Anyone who wishes to express their individuality — something like disagreement with the party or falling in love — is a crime. The act of thinking about committing a crime is a crime aptly called ‘Thought Crime’. If you have the guts to flout the party, you will be thrown in jail, tortured and converted. And then they will, sooner or later — vaporize you.

They decide the Do’s and Don’ts of a citizen. You are supposed to react how they want you to react. Even if the party alters the inviolable past and deceives your senses. They will go and change historical events and publish it as truth.
And so the people are supposed to buy that. Yes, buy brazen lies and be loyal to the party. This concept is described as ‘double think’. You are able to accept what you can see and feel and simultaneously believe it isn’t true. Why?
Because the party said so and that is the ultimate truth.
So, are the predictions relevant? Yes surely. However, reading the book made me more aware of how parties everywhere influence people.
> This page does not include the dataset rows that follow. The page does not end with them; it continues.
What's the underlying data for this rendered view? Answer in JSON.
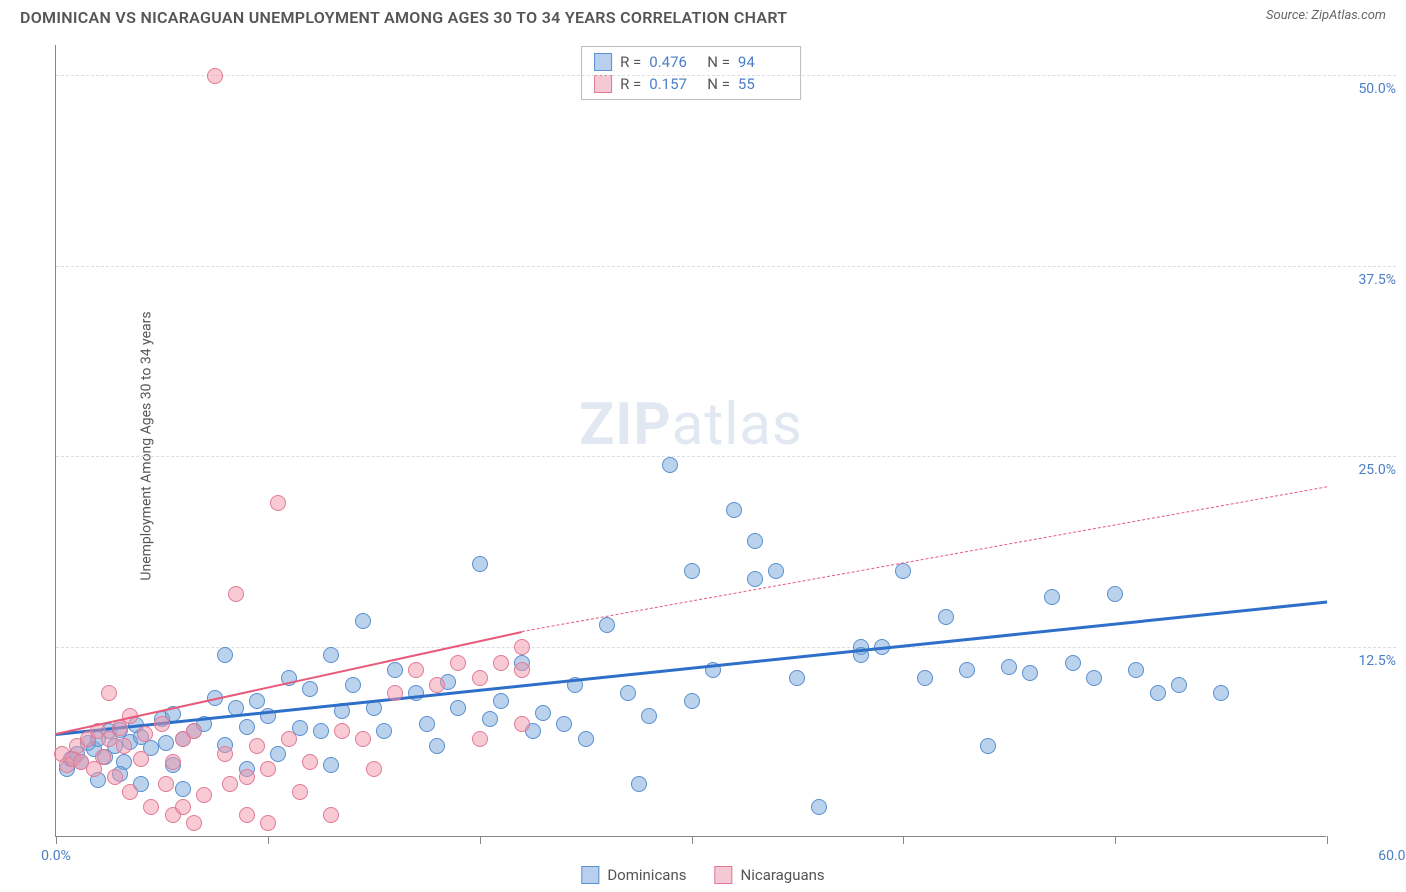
{
  "header": {
    "title": "DOMINICAN VS NICARAGUAN UNEMPLOYMENT AMONG AGES 30 TO 34 YEARS CORRELATION CHART",
    "source": "Source: ZipAtlas.com"
  },
  "chart": {
    "type": "scatter",
    "ylabel": "Unemployment Among Ages 30 to 34 years",
    "xlim": [
      0,
      60
    ],
    "ylim": [
      0,
      52
    ],
    "xtick_positions": [
      0,
      10,
      20,
      30,
      40,
      50,
      60
    ],
    "xtick_labels": {
      "first": "0.0%",
      "last": "60.0%"
    },
    "ytick_positions": [
      12.5,
      25.0,
      37.5,
      50.0
    ],
    "ytick_labels": [
      "12.5%",
      "25.0%",
      "37.5%",
      "50.0%"
    ],
    "grid_color": "#dddddd",
    "axis_color": "#888888",
    "background_color": "#ffffff",
    "label_color": "#4a7ec7",
    "point_radius": 8,
    "point_opacity": 0.55,
    "series": [
      {
        "name": "Dominicans",
        "color_fill": "rgba(120,165,220,0.5)",
        "color_stroke": "#5a8fd0",
        "swatch_fill": "#b8d0ee",
        "swatch_stroke": "#5a8fd0",
        "r": "0.476",
        "n": "94",
        "trend": {
          "x1": 0,
          "y1": 6.8,
          "x2": 60,
          "y2": 15.5,
          "color": "#2e6fc9",
          "width": 3,
          "dash": "solid"
        },
        "points": [
          [
            0.5,
            5.5
          ],
          [
            0.7,
            6.2
          ],
          [
            1.0,
            6.5
          ],
          [
            1.2,
            6.0
          ],
          [
            1.5,
            7.2
          ],
          [
            1.8,
            6.8
          ],
          [
            2.0,
            7.5
          ],
          [
            2.3,
            6.3
          ],
          [
            2.5,
            8.0
          ],
          [
            2.8,
            7.0
          ],
          [
            3.0,
            8.1
          ],
          [
            3.2,
            6.0
          ],
          [
            3.5,
            7.3
          ],
          [
            3.8,
            8.4
          ],
          [
            4.0,
            7.6
          ],
          [
            4.5,
            6.9
          ],
          [
            5.0,
            8.8
          ],
          [
            5.2,
            7.2
          ],
          [
            5.5,
            9.1
          ],
          [
            6.0,
            7.5
          ],
          [
            6.5,
            8.0
          ],
          [
            7.0,
            8.5
          ],
          [
            7.5,
            10.2
          ],
          [
            8.0,
            7.1
          ],
          [
            8.0,
            13.0
          ],
          [
            8.5,
            9.5
          ],
          [
            9.0,
            8.3
          ],
          [
            9.0,
            5.5
          ],
          [
            9.5,
            10.0
          ],
          [
            10.0,
            9.0
          ],
          [
            10.5,
            6.5
          ],
          [
            11.0,
            11.5
          ],
          [
            11.5,
            8.2
          ],
          [
            12.0,
            10.8
          ],
          [
            12.5,
            8.0
          ],
          [
            13.0,
            5.8
          ],
          [
            13.5,
            9.3
          ],
          [
            14.0,
            11.0
          ],
          [
            14.5,
            15.2
          ],
          [
            15.0,
            9.5
          ],
          [
            15.5,
            8.0
          ],
          [
            16.0,
            12.0
          ],
          [
            17.0,
            10.5
          ],
          [
            17.5,
            8.5
          ],
          [
            18.0,
            7.0
          ],
          [
            18.5,
            11.2
          ],
          [
            19.0,
            9.5
          ],
          [
            20.0,
            19.0
          ],
          [
            20.5,
            8.8
          ],
          [
            21.0,
            10.0
          ],
          [
            22.0,
            12.5
          ],
          [
            22.5,
            8.0
          ],
          [
            23.0,
            9.2
          ],
          [
            24.0,
            8.5
          ],
          [
            24.5,
            11.0
          ],
          [
            25.0,
            7.5
          ],
          [
            26.0,
            15.0
          ],
          [
            27.0,
            10.5
          ],
          [
            27.5,
            4.5
          ],
          [
            28.0,
            9.0
          ],
          [
            29.0,
            25.5
          ],
          [
            30.0,
            18.5
          ],
          [
            30.0,
            10.0
          ],
          [
            31.0,
            12.0
          ],
          [
            32.0,
            22.5
          ],
          [
            33.0,
            18.0
          ],
          [
            33.0,
            20.5
          ],
          [
            34.0,
            18.5
          ],
          [
            35.0,
            11.5
          ],
          [
            36.0,
            3.0
          ],
          [
            38.0,
            13.5
          ],
          [
            38.0,
            13.0
          ],
          [
            39.0,
            13.5
          ],
          [
            40.0,
            18.5
          ],
          [
            41.0,
            11.5
          ],
          [
            42.0,
            15.5
          ],
          [
            43.0,
            12.0
          ],
          [
            44.0,
            7.0
          ],
          [
            45.0,
            12.2
          ],
          [
            46.0,
            11.8
          ],
          [
            47.0,
            16.8
          ],
          [
            48.0,
            12.5
          ],
          [
            49.0,
            11.5
          ],
          [
            50.0,
            17.0
          ],
          [
            51.0,
            12.0
          ],
          [
            52.0,
            10.5
          ],
          [
            53.0,
            11.0
          ],
          [
            55.0,
            10.5
          ],
          [
            2.0,
            4.8
          ],
          [
            3.0,
            5.2
          ],
          [
            4.0,
            4.5
          ],
          [
            5.5,
            5.8
          ],
          [
            6.0,
            4.2
          ],
          [
            13.0,
            13.0
          ]
        ]
      },
      {
        "name": "Nicaraguans",
        "color_fill": "rgba(240,150,170,0.5)",
        "color_stroke": "#e27a95",
        "swatch_fill": "#f5c8d5",
        "swatch_stroke": "#e27a95",
        "r": "0.157",
        "n": "55",
        "trend": {
          "x1": 0,
          "y1": 6.8,
          "x2": 22,
          "y2": 13.5,
          "color": "#e85a7a",
          "width": 2,
          "dash": "solid"
        },
        "trend_ext": {
          "x1": 22,
          "y1": 13.5,
          "x2": 60,
          "y2": 23.0,
          "color": "#e85a7a",
          "width": 1,
          "dash": "dashed"
        },
        "points": [
          [
            0.3,
            6.5
          ],
          [
            0.5,
            5.8
          ],
          [
            0.8,
            6.2
          ],
          [
            1.0,
            7.0
          ],
          [
            1.2,
            6.0
          ],
          [
            1.5,
            7.5
          ],
          [
            1.8,
            5.5
          ],
          [
            2.0,
            8.0
          ],
          [
            2.2,
            6.3
          ],
          [
            2.5,
            10.5
          ],
          [
            2.5,
            7.5
          ],
          [
            2.8,
            5.0
          ],
          [
            3.0,
            8.2
          ],
          [
            3.2,
            7.0
          ],
          [
            3.5,
            4.0
          ],
          [
            3.5,
            9.0
          ],
          [
            4.0,
            6.2
          ],
          [
            4.2,
            7.8
          ],
          [
            4.5,
            3.0
          ],
          [
            5.0,
            8.5
          ],
          [
            5.2,
            4.5
          ],
          [
            5.5,
            2.5
          ],
          [
            5.5,
            6.0
          ],
          [
            6.0,
            7.5
          ],
          [
            6.0,
            3.0
          ],
          [
            6.5,
            2.0
          ],
          [
            6.5,
            8.0
          ],
          [
            7.0,
            3.8
          ],
          [
            7.5,
            51.0
          ],
          [
            8.0,
            6.5
          ],
          [
            8.2,
            4.5
          ],
          [
            8.5,
            17.0
          ],
          [
            9.0,
            5.0
          ],
          [
            9.0,
            2.5
          ],
          [
            9.5,
            7.0
          ],
          [
            10.0,
            5.5
          ],
          [
            10.0,
            2.0
          ],
          [
            10.5,
            23.0
          ],
          [
            11.0,
            7.5
          ],
          [
            11.5,
            4.0
          ],
          [
            12.0,
            6.0
          ],
          [
            13.0,
            2.5
          ],
          [
            13.5,
            8.0
          ],
          [
            14.5,
            7.5
          ],
          [
            15.0,
            5.5
          ],
          [
            16.0,
            10.5
          ],
          [
            17.0,
            12.0
          ],
          [
            18.0,
            11.0
          ],
          [
            19.0,
            12.5
          ],
          [
            20.0,
            11.5
          ],
          [
            20.0,
            7.5
          ],
          [
            21.0,
            12.5
          ],
          [
            22.0,
            12.0
          ],
          [
            22.0,
            8.5
          ],
          [
            22.0,
            13.5
          ]
        ]
      }
    ],
    "legend": {
      "items": [
        "Dominicans",
        "Nicaraguans"
      ]
    },
    "watermark": {
      "zip": "ZIP",
      "atlas": "atlas"
    }
  }
}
Politicians and their parties indulge in doublespeak. Doublespeak is what it sounds like: language that is deliberately ambiguous to distort or disguise the truth. They do this a lot specially to cover up problems with their party, and it’s quite normal.
This is not Orwellian, because the Party regularly committed the unthinkable. They declared the event never happened after altering every evidence of it. They were talking about it the previous day. But today, it never happened. It is distinct from just distortion.
Reading and imagining this bleak world was terrifying. I’ve read reviews that praise the book for its relevance. It was written in 1948.
It’s 2018 and it still sends a chill down your spine.
The environment in which this book was written was starkly different. Orwell took inspiration from the totalitarians regime of the day. Nazi Germany and Stalinist Russia. Both were brutal, stopping at nothing to achieve absolute control over their population.
A particular line comes up in the book called the 2 + 2 = 5. Two plus Two equals 4 but the party can make you believe its 5 or even both at the same time. This concept seems to be a reference from Stalin’s slogan.
2+2=5 was meant to be a rallying cry to indicate that the goals of the 5-year plan have been achieved in 4 years. Plans of rapid industrialization and collectivization of agriculture were undertaken with stiff targets given. If the managers couldn’t meet them, they were harshly punished. Of course, the slogan spoke nothing of the body count — the process caused a famine. Millions of people died due to starvation.

The slogan is used in multiple manners in other references.
2+2=4 is logically true. It is a trivial, obvious truth. But in the eyes of the party, it is malleable. For their purpose, it can equal 3 or anything they wish. As long as people accept whatever they state, they will dominate them totally.
This is what it actually means. Any fact overturned by a dogma and accepted as truth.
That is how these regimes exercise control over information.
So, 1984 reads like a grave warning. Is it really something to be worried about?
George Orwell wrote this classic in a time when there was no Internet, smartphones or fax. People exchanged letters, watched TV and listened to radio for news. Amidst this slow and sure cycle, totalitarianism was able to control countries. There were no personalized sources and communities flocked to channels with views that echoed their own. It was far easier to influence whole populations than it is today.
Now we have the Internet and cheap broadband. And endless web sites, blogs and Youtube channels with a whole variety of opinions. It is virtually impossible to censor everything. Someone will point out the ridiculousness of your statements, criticize your position and launch investigations.
There are authoritarian regimes which somehow have grabbed power. It is nothing of the sort that 1984 predicted will happen.
Better not get paranoid yet.
But it’s important to stay awake and aware.